Example execution of Edge_Pushing

The algorithm's input is the computational graph of the function. After a preceding forward sweep where all intermediate values in the computational graph are calculated, the algorithm initiates a reverse sweep of the graph. Upon encountering a node that has a corresponding nonlinear elemental function, a new nonlinear edge is created between the node's predecessors indicating there is nonlinear interaction between them. See the example figure on the right. Appended to this nonlinear edge is an edge weight that is the second-order partial derivative of the nonlinear node in relation to its predecessors. This nonlinear edge is subsequently pushed down to further predecessors in such a way that when it reaches the independent nodes, its edge weight is the second-order partial derivative of the two independent nodes it connects.

== Graph colouring techniques for Hessians ==

The graph colouring techniques explore sparsity patterns of the Hessian matrix and cheap Hessian vector products to obtain the entire matrix.

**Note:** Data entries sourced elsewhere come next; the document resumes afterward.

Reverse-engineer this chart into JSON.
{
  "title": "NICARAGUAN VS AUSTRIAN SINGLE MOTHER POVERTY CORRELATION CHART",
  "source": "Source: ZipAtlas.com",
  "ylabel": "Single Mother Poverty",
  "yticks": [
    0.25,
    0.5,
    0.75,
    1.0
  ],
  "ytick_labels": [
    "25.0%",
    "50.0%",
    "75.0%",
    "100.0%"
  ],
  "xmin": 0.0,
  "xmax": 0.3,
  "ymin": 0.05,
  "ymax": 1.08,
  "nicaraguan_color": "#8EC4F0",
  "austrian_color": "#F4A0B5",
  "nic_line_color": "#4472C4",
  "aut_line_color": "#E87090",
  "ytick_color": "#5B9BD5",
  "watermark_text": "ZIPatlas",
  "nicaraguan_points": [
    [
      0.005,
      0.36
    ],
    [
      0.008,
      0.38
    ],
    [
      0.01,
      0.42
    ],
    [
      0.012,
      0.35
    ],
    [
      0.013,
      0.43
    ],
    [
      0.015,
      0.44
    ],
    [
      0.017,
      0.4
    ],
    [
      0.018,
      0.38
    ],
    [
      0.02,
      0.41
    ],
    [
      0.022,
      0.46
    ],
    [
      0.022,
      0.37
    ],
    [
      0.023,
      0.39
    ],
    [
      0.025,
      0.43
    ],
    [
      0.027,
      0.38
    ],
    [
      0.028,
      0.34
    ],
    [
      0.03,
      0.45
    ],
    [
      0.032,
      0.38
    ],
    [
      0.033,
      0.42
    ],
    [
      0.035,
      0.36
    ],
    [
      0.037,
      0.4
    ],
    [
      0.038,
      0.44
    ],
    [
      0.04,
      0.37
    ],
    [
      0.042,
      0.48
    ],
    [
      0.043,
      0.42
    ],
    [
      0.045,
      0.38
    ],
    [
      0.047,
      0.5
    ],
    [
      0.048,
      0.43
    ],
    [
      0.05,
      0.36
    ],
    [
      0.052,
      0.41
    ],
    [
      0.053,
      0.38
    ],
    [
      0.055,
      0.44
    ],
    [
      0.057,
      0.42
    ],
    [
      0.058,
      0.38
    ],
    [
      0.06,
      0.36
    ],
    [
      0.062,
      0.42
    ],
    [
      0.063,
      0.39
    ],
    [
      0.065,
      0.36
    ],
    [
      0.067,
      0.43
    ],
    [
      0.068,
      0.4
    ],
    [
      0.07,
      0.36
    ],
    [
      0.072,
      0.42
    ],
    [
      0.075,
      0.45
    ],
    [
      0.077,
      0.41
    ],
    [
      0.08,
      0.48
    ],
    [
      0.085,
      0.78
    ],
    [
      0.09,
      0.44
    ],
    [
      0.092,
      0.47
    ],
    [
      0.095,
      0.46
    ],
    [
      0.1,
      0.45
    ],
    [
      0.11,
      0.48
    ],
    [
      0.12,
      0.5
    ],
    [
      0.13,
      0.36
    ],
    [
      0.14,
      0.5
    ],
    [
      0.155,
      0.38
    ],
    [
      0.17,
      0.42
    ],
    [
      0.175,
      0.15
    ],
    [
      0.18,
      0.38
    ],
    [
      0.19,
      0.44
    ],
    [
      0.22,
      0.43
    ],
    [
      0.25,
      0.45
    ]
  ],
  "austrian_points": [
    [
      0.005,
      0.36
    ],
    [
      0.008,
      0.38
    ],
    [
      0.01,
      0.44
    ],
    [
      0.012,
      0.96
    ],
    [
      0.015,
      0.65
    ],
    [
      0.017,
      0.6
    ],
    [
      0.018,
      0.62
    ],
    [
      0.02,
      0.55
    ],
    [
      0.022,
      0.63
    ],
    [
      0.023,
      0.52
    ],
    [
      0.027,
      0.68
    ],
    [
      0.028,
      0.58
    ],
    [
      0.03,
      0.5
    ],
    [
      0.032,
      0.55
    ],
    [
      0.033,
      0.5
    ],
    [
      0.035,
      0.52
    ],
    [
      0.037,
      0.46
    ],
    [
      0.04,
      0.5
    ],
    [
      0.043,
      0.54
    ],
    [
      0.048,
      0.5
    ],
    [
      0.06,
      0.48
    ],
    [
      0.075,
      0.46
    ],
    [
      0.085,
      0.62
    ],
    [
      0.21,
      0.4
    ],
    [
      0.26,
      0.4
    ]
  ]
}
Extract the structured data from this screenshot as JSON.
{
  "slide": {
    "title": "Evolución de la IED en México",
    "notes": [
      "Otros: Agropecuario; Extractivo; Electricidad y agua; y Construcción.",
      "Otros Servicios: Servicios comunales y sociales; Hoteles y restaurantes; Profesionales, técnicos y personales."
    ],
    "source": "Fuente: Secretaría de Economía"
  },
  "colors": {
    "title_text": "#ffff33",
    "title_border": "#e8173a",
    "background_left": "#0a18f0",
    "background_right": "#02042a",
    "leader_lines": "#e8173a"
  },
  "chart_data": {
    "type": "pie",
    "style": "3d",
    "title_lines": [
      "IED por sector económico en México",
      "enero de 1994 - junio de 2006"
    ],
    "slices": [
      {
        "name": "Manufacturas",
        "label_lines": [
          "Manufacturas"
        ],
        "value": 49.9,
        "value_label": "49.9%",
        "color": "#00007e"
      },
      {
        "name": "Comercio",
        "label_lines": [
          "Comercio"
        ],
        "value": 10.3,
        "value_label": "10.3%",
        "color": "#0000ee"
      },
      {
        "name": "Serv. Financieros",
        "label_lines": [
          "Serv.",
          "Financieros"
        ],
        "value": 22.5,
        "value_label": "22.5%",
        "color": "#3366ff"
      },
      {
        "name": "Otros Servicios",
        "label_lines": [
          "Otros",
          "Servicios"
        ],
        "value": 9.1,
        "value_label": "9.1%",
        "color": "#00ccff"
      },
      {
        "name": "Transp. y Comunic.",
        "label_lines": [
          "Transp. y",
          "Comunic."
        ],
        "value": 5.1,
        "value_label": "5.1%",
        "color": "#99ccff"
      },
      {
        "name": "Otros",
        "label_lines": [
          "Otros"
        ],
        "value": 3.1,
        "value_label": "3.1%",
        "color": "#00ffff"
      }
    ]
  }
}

Thus these techniques are suited for large, sparse matrices. The general strategy of any such colouring technique is as follows.

1. Obtain the global sparsity pattern of $H$
2. Apply a graph colouring algorithm that allows us to compact the sparsity structure.
3. For each desired point $x \in \mathbb{R}^n$ calculate numeric entries of the compact matrix.
4. Recover the Hessian matrix from the compact matrix.

Steps one and two need only be carried out once, and tend to be costly. When one wants to calculate the Hessian at numerous points (such as in an optimization routine), steps 3 and 4 are repeated.

| Coloured Sparsity pattern of the Hessian Matrix | The compact Hessian matrix |
As an example, the figure on the left shows the sparsity pattern of the Hessian matrix where the columns have been appropriately coloured in such a way to allow columns of the same colour to be merged without incurring in a collision between elements.

There are a number of colouring techniques, each with a specific recovery technique. For a comprehensive survey, see. There have been successful numerical results of such methods.